Submitted by Robert Naiman on 21 December 2009 - 3:38pm
On December 31, together with more than 1000 peace advocates from around the world, I'm planning to join tens of thousands of Palestinians in a march in Gaza to the Erez border crossing to protest the Israeli blockade of Gaza, and to demand international action to relieve Gaza's humanitarian crisis.
Unfortunately, it appears that the Egyptian government has just announced that it will not allow the internationals to enter Gaza as planned. If so, that would be a shame.
But this apparent decision could be reversed with sufficient public pressure, in Egypt and around the world. Concerned individuals can write to the Egyptian Embassy in Washington and to the Foreign Ministry in Cairo. There is also contact information for the Egyptian consulates in Chicago, Houston, New York, and San Francisco here.
The aim of the march is to call on Israel and the international community to lift the siege, and to respond to Gaza's humanitarian crisis. The international participants will also take in badly needed medical aid, as well as school supplies and winter jackets for the children of Gaza. Dec. 27 will mark the first anniversary of the Israeli invasion, from which Gaza has not recovered, in large measure because of the ongoing Israeli blockade, which has prevented Gaza from rebuilding.
Of course, if the Egyptian government decision stands, and the international participants are not allowed to enter Gaza, then much less international attention will be drawn to the ongoing blockade, and that would be an unfortunate setback for peace efforts, because the need for international attention is great.
Submitted by Robert Naiman on 16 December 2009 - 1:49pm
Many Americans don't realize that although it might be true that the American Israel Public Affairs Committee can get seventy Senators to sign a napkin, that doesn't mean AIPAC can stop Members of Congress from taking actions to improve U.S. policy towards the Palestinians - actions that could have a real impact in improving living conditions for Palestinians on the ground. This week two such measures are being considered by Members of the House.
Representatives Jim McDermott [D-WA-7] and Keith Ellison [D-MN-5] are circulating a letter that calls on President Obama to press for an easing in the Israeli blockade of Gaza by making it easier for Palestinians, aid workers, and journalists to enter and leave Gaza and by improving the access of Palestinian civilians to necessities such as clean water, food, fuel and medicine.

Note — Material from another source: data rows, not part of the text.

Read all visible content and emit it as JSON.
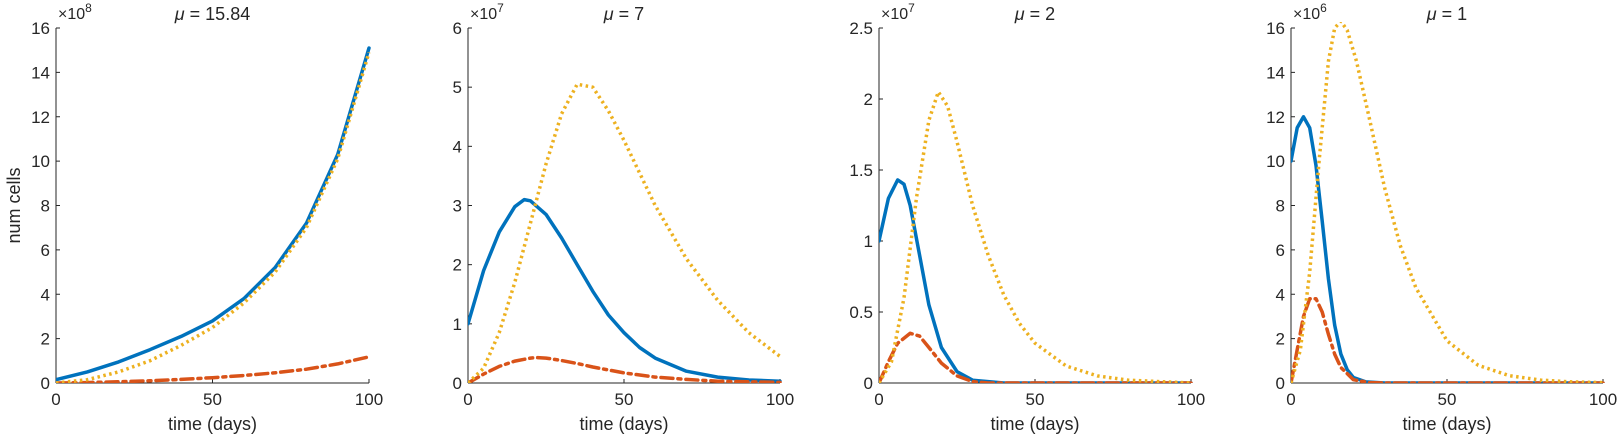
{
  "colors": {
    "series1": "#0072BD",
    "series2": "#D95319",
    "series3": "#EDB120",
    "axis": "#262626"
  },
  "chart_data": [
    {
      "type": "line",
      "title": "μ = 15.84",
      "title_symbol": "μ",
      "title_rest": " = 15.84",
      "xlabel": "time (days)",
      "ylabel": "num cells",
      "xlim": [
        0,
        100
      ],
      "ylim": [
        0,
        16
      ],
      "y_exponent_base": "×10",
      "y_exponent_power": "8",
      "xticks": [
        "0",
        "50",
        "100"
      ],
      "yticks": [
        "0",
        "2",
        "4",
        "6",
        "8",
        "10",
        "12",
        "14",
        "16"
      ],
      "grid": false,
      "series": [
        {
          "style": "solid",
          "x": [
            0,
            10,
            20,
            30,
            40,
            50,
            60,
            70,
            80,
            90,
            100
          ],
          "values": [
            0.15,
            0.5,
            0.95,
            1.5,
            2.1,
            2.8,
            3.8,
            5.2,
            7.2,
            10.3,
            15.1
          ]
        },
        {
          "style": "dashdot",
          "x": [
            0,
            10,
            20,
            30,
            40,
            50,
            60,
            70,
            80,
            90,
            100
          ],
          "values": [
            0,
            0.02,
            0.06,
            0.1,
            0.16,
            0.24,
            0.34,
            0.46,
            0.62,
            0.86,
            1.18
          ]
        },
        {
          "style": "dotted",
          "x": [
            0,
            10,
            20,
            30,
            40,
            50,
            60,
            70,
            80,
            90,
            100
          ],
          "values": [
            0,
            0.15,
            0.5,
            1.0,
            1.7,
            2.5,
            3.6,
            5.0,
            7.0,
            10.1,
            14.9
          ]
        }
      ]
    },
    {
      "type": "line",
      "title": "μ = 7",
      "title_symbol": "μ",
      "title_rest": " = 7",
      "xlabel": "time (days)",
      "ylabel": "",
      "xlim": [
        0,
        100
      ],
      "ylim": [
        0,
        6
      ],
      "y_exponent_base": "×10",
      "y_exponent_power": "7",
      "xticks": [
        "0",
        "50",
        "100"
      ],
      "yticks": [
        "0",
        "1",
        "2",
        "3",
        "4",
        "5",
        "6"
      ],
      "grid": false,
      "series": [
        {
          "style": "solid",
          "x": [
            0,
            5,
            10,
            15,
            18,
            20,
            25,
            30,
            35,
            40,
            45,
            50,
            55,
            60,
            70,
            80,
            90,
            100
          ],
          "values": [
            1.0,
            1.9,
            2.55,
            2.98,
            3.1,
            3.08,
            2.85,
            2.45,
            2.0,
            1.55,
            1.15,
            0.85,
            0.6,
            0.42,
            0.2,
            0.1,
            0.05,
            0.03
          ]
        },
        {
          "style": "dashdot",
          "x": [
            0,
            5,
            10,
            15,
            20,
            22,
            25,
            30,
            35,
            40,
            50,
            60,
            70,
            80,
            90,
            100
          ],
          "values": [
            0,
            0.15,
            0.28,
            0.37,
            0.42,
            0.43,
            0.42,
            0.38,
            0.33,
            0.27,
            0.17,
            0.1,
            0.06,
            0.03,
            0.02,
            0.01
          ]
        },
        {
          "style": "dotted",
          "x": [
            0,
            5,
            10,
            15,
            20,
            25,
            30,
            35,
            40,
            45,
            50,
            55,
            60,
            70,
            80,
            90,
            100
          ],
          "values": [
            0,
            0.25,
            0.85,
            1.7,
            2.7,
            3.7,
            4.55,
            5.05,
            5.0,
            4.6,
            4.1,
            3.55,
            3.0,
            2.1,
            1.4,
            0.85,
            0.45
          ]
        }
      ]
    },
    {
      "type": "line",
      "title": "μ = 2",
      "title_symbol": "μ",
      "title_rest": " = 2",
      "xlabel": "time (days)",
      "ylabel": "",
      "xlim": [
        0,
        100
      ],
      "ylim": [
        0,
        2.5
      ],
      "y_exponent_base": "×10",
      "y_exponent_power": "7",
      "xticks": [
        "0",
        "50",
        "100"
      ],
      "yticks": [
        "0",
        "0.5",
        "1",
        "1.5",
        "2",
        "2.5"
      ],
      "grid": false,
      "series": [
        {
          "style": "solid",
          "x": [
            0,
            3,
            6,
            8,
            10,
            13,
            16,
            20,
            25,
            30,
            35,
            40,
            50,
            60,
            70,
            80,
            90,
            100
          ],
          "values": [
            1.0,
            1.3,
            1.43,
            1.4,
            1.25,
            0.9,
            0.55,
            0.25,
            0.08,
            0.02,
            0.01,
            0,
            0,
            0,
            0,
            0,
            0,
            0
          ]
        },
        {
          "style": "dashdot",
          "x": [
            0,
            3,
            6,
            10,
            13,
            16,
            20,
            25,
            30,
            35,
            40,
            50,
            60,
            70,
            80,
            90,
            100
          ],
          "values": [
            0,
            0.15,
            0.28,
            0.35,
            0.33,
            0.25,
            0.14,
            0.05,
            0.01,
            0,
            0,
            0,
            0,
            0,
            0,
            0,
            0
          ]
        },
        {
          "style": "dotted",
          "x": [
            0,
            4,
            8,
            12,
            16,
            19,
            22,
            25,
            30,
            35,
            40,
            45,
            50,
            60,
            70,
            80,
            90,
            100
          ],
          "values": [
            0,
            0.15,
            0.6,
            1.3,
            1.85,
            2.05,
            1.95,
            1.7,
            1.25,
            0.9,
            0.62,
            0.42,
            0.28,
            0.12,
            0.05,
            0.02,
            0.01,
            0
          ]
        }
      ]
    },
    {
      "type": "line",
      "title": "μ = 1",
      "title_symbol": "μ",
      "title_rest": " = 1",
      "xlabel": "time (days)",
      "ylabel": "",
      "xlim": [
        0,
        100
      ],
      "ylim": [
        0,
        16
      ],
      "y_exponent_base": "×10",
      "y_exponent_power": "6",
      "xticks": [
        "0",
        "50",
        "100"
      ],
      "yticks": [
        "0",
        "2",
        "4",
        "6",
        "8",
        "10",
        "12",
        "14",
        "16"
      ],
      "grid": false,
      "series": [
        {
          "style": "solid",
          "x": [
            0,
            2,
            4,
            6,
            8,
            10,
            12,
            14,
            16,
            18,
            20,
            24,
            30,
            40,
            50,
            60,
            70,
            80,
            90,
            100
          ],
          "values": [
            10.0,
            11.5,
            12.0,
            11.5,
            9.8,
            7.3,
            4.7,
            2.6,
            1.3,
            0.6,
            0.25,
            0.05,
            0,
            0,
            0,
            0,
            0,
            0,
            0,
            0
          ]
        },
        {
          "style": "dashdot",
          "x": [
            0,
            2,
            4,
            6,
            8,
            10,
            12,
            14,
            16,
            20,
            25,
            30,
            40,
            50,
            60,
            70,
            80,
            90,
            100
          ],
          "values": [
            0,
            1.5,
            3.0,
            3.8,
            3.8,
            3.2,
            2.2,
            1.3,
            0.7,
            0.15,
            0.02,
            0,
            0,
            0,
            0,
            0,
            0,
            0,
            0
          ]
        },
        {
          "style": "dotted",
          "x": [
            0,
            3,
            6,
            9,
            12,
            14,
            16,
            18,
            21,
            25,
            30,
            35,
            40,
            50,
            60,
            70,
            80,
            90,
            100
          ],
          "values": [
            0,
            1.5,
            5.0,
            10.0,
            14.5,
            16.0,
            16.3,
            15.9,
            14.5,
            12.0,
            8.8,
            6.2,
            4.3,
            1.9,
            0.8,
            0.33,
            0.13,
            0.05,
            0.02
          ]
        }
      ]
    }
  ]
}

The McDermott-Ellison letter asks for "immediate improvement" in the following areas:
- Movement of people, especially students, the ill, aid workers, journalists, and those with family concerns, into and out of Gaza;
- Access to clean water, including water infrastructure materials,
- Access to plentiful and varied food and agricultural materials;
- Access to medicine and health care products and suppliers;
- Access to sanitation supplies, including sanitation infrastructure materials;
- Access to construction materials for repairs and rebuilding;
- Access to fuel;
- Access to spare parts;
- Prompt passage into and out of Gaza for commercial and agricultural goods; and
- Publication and review of the list of items prohibited to the people of Gaza.